How commonhold works — unit, association and CCS
Each flat is a 'commonhold unit' — a separate freehold title registered at Land Registry; no lease; no landlord above the unit-holder. Common parts (stairwell; roof; foundations; shared services) are owned by the commonhold association — a company limited by guarantee; all unit-holders are members automatically. The Commonhold Community Statement (CCS) is the governing document (registered at Land Registry): specifies unit boundaries; commonhold assessment contributions; permitted alterations; subletting rules; association powers. Commonhold assessment: equivalent to service charge — contributions in proportions set by CCS; dispute resolution via county court under CLRA 2002.

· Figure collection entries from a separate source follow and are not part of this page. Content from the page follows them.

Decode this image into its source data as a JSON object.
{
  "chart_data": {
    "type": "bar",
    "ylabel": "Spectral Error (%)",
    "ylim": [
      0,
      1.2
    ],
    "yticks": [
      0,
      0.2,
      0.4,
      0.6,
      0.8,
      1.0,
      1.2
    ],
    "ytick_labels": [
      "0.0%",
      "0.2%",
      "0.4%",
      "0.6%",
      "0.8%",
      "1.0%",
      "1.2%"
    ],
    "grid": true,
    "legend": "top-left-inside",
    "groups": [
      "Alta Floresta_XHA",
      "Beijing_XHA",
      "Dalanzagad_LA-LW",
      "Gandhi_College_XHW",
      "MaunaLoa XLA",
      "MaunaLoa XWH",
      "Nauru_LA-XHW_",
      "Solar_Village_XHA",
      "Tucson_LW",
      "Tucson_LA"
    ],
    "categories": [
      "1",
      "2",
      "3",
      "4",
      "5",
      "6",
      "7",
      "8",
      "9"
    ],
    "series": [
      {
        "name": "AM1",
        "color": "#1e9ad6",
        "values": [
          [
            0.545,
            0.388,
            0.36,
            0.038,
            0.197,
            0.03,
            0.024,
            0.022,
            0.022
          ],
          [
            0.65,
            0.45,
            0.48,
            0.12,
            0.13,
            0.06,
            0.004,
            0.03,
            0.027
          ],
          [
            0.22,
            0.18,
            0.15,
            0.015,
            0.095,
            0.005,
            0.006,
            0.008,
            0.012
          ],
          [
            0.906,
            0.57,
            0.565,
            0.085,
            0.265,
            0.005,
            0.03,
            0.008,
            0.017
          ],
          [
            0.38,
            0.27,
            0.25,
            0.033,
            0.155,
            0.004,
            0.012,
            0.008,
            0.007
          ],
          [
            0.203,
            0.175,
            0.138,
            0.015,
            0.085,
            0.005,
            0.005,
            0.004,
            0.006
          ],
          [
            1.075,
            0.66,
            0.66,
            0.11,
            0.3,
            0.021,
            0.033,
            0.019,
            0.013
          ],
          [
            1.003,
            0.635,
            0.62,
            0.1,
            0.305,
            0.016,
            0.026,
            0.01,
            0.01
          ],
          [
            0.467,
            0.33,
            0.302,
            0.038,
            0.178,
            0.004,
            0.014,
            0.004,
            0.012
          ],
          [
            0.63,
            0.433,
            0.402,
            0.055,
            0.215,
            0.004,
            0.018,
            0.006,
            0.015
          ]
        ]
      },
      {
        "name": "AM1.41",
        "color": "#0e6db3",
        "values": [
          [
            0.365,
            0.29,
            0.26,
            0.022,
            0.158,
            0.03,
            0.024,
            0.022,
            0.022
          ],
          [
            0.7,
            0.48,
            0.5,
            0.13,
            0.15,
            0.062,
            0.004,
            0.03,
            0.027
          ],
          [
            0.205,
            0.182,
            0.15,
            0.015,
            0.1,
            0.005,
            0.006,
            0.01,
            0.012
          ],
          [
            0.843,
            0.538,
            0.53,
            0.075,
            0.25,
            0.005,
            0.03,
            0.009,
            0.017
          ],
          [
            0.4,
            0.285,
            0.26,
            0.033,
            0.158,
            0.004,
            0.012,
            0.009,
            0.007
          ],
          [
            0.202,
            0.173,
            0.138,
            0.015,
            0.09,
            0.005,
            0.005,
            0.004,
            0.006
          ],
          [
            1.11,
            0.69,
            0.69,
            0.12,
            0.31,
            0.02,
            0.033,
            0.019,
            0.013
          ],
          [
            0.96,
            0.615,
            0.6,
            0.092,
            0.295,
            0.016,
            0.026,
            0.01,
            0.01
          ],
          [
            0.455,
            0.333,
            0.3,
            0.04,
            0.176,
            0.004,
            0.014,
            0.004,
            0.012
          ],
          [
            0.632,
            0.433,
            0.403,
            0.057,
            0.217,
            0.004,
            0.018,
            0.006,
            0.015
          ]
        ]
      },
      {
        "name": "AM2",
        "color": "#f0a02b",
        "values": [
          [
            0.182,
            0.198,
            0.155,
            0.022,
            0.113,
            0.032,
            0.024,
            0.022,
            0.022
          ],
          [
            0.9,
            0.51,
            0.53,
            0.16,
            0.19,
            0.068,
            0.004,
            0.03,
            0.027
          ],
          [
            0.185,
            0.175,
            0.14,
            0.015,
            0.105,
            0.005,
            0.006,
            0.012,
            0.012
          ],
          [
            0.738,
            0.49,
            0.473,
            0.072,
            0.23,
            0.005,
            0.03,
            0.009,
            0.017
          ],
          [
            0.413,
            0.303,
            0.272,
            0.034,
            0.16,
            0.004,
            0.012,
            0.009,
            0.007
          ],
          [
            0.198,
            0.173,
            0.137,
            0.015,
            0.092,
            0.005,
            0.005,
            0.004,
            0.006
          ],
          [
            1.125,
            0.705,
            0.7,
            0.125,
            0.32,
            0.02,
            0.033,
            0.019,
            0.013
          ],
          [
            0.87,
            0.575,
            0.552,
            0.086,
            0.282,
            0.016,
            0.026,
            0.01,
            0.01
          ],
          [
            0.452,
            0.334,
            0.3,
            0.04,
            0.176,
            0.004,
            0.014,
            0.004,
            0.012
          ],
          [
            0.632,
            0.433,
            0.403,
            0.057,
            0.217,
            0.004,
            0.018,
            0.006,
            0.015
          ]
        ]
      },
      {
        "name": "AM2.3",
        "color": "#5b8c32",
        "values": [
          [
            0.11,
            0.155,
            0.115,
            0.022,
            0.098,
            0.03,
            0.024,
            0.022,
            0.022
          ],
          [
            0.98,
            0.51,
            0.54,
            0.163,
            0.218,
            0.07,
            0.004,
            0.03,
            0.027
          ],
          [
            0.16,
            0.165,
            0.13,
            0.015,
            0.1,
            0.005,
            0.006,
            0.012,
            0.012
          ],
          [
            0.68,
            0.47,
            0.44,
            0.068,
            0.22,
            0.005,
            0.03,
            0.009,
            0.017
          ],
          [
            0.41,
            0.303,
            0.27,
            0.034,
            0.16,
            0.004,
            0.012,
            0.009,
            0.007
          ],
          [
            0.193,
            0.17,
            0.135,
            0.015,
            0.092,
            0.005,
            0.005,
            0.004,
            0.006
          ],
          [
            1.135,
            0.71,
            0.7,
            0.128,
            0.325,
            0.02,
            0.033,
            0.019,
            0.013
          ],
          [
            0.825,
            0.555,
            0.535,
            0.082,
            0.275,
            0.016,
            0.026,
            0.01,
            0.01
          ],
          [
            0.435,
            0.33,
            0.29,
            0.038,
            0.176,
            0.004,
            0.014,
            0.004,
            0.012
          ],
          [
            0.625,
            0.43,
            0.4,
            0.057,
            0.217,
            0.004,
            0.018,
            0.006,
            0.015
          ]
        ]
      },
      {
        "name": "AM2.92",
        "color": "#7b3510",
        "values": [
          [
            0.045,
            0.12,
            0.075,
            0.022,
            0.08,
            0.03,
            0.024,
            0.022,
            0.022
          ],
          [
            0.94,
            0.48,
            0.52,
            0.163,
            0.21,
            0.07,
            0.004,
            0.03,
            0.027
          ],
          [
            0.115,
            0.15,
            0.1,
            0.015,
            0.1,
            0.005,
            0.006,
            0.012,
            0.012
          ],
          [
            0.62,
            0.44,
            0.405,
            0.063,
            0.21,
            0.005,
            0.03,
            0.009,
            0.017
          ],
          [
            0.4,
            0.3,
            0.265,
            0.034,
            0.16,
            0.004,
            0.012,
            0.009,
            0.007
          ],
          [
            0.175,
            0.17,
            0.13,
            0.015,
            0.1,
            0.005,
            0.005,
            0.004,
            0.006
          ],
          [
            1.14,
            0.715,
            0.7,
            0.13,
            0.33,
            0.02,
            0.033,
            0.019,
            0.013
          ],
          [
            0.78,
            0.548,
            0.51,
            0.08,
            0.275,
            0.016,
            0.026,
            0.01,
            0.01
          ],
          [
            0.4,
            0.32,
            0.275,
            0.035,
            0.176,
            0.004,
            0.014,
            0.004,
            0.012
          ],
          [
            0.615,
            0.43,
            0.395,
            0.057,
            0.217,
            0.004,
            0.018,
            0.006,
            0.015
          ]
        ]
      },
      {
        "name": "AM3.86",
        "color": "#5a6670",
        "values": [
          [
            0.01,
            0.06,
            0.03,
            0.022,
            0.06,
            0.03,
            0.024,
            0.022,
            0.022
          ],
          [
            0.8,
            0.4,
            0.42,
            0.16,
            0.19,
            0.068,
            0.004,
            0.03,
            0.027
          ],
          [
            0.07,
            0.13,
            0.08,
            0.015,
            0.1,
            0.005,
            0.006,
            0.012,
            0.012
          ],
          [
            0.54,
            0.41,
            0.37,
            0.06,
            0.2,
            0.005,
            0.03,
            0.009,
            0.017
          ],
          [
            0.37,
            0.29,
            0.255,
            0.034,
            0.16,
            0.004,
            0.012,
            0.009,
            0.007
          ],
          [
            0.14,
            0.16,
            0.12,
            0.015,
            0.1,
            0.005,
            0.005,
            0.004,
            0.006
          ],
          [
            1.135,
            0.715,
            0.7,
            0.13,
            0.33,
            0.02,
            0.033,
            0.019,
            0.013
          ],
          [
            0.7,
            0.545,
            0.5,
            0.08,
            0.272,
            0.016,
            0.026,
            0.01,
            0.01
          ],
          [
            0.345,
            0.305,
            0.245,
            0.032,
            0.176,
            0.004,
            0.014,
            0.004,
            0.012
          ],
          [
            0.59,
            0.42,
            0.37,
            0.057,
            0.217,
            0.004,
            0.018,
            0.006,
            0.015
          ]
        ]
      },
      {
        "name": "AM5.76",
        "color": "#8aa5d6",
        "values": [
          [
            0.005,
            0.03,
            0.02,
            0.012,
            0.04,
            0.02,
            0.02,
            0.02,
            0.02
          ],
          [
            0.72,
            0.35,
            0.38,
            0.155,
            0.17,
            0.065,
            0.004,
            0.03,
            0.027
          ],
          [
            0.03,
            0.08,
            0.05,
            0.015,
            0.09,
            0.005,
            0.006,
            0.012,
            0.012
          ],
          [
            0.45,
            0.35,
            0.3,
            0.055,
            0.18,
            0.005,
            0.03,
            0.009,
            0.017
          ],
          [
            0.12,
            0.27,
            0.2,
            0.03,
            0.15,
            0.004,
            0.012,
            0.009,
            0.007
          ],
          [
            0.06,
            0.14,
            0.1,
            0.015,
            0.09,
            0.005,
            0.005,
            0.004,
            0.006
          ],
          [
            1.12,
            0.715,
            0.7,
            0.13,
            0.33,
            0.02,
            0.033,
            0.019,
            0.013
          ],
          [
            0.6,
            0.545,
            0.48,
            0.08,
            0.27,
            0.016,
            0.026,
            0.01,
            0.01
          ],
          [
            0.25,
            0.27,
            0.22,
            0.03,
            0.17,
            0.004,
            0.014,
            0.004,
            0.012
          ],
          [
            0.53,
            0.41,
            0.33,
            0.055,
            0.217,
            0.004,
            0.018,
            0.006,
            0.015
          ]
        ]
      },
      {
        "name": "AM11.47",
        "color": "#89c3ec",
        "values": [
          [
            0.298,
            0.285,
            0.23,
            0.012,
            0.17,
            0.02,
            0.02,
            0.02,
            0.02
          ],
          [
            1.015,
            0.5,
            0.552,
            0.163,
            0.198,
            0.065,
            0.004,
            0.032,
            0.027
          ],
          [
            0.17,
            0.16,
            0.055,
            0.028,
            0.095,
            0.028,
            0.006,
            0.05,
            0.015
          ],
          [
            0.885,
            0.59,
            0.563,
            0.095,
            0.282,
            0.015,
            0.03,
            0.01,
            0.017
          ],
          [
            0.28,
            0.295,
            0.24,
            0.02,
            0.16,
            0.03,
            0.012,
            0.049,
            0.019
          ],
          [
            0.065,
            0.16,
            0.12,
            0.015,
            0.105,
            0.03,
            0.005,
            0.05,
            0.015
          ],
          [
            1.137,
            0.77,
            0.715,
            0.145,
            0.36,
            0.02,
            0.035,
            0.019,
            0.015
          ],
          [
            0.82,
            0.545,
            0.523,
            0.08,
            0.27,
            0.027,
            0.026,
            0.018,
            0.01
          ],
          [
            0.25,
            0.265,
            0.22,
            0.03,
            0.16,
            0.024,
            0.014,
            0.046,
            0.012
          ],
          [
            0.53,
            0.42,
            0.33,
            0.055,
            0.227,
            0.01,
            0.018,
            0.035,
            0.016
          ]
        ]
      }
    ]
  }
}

Why commonhold is rare, LFRA 2024 and landlord implications
Only approximately 20-30 commonhold schemes created in England and Wales since CLRA 2002 came into force in 2004. Reasons: lenders unfamiliar with commonhold; developers preferred leasehold (ground rent; management fee revenue); converting existing leasehold requires unanimous consent (never achieved). LFRA 2024 (Leasehold and Freehold Reform Act 2024): strengthens leaseholder rights (service charge transparency; right to extend; right to buy freehold) but does not mandate commonhold. The government has committed to a forthcoming Commonhold Bill to make commonhold default for new-build flats. Landlord implications: (a) new-build flat purchases — check leasehold vs commonhold title before exchange; (b) no lease expiry risk; no extension cost; (c) check CCS for subletting rules before letting; (d) market value of commonhold comparables is sparse — seek specialist valuation advice.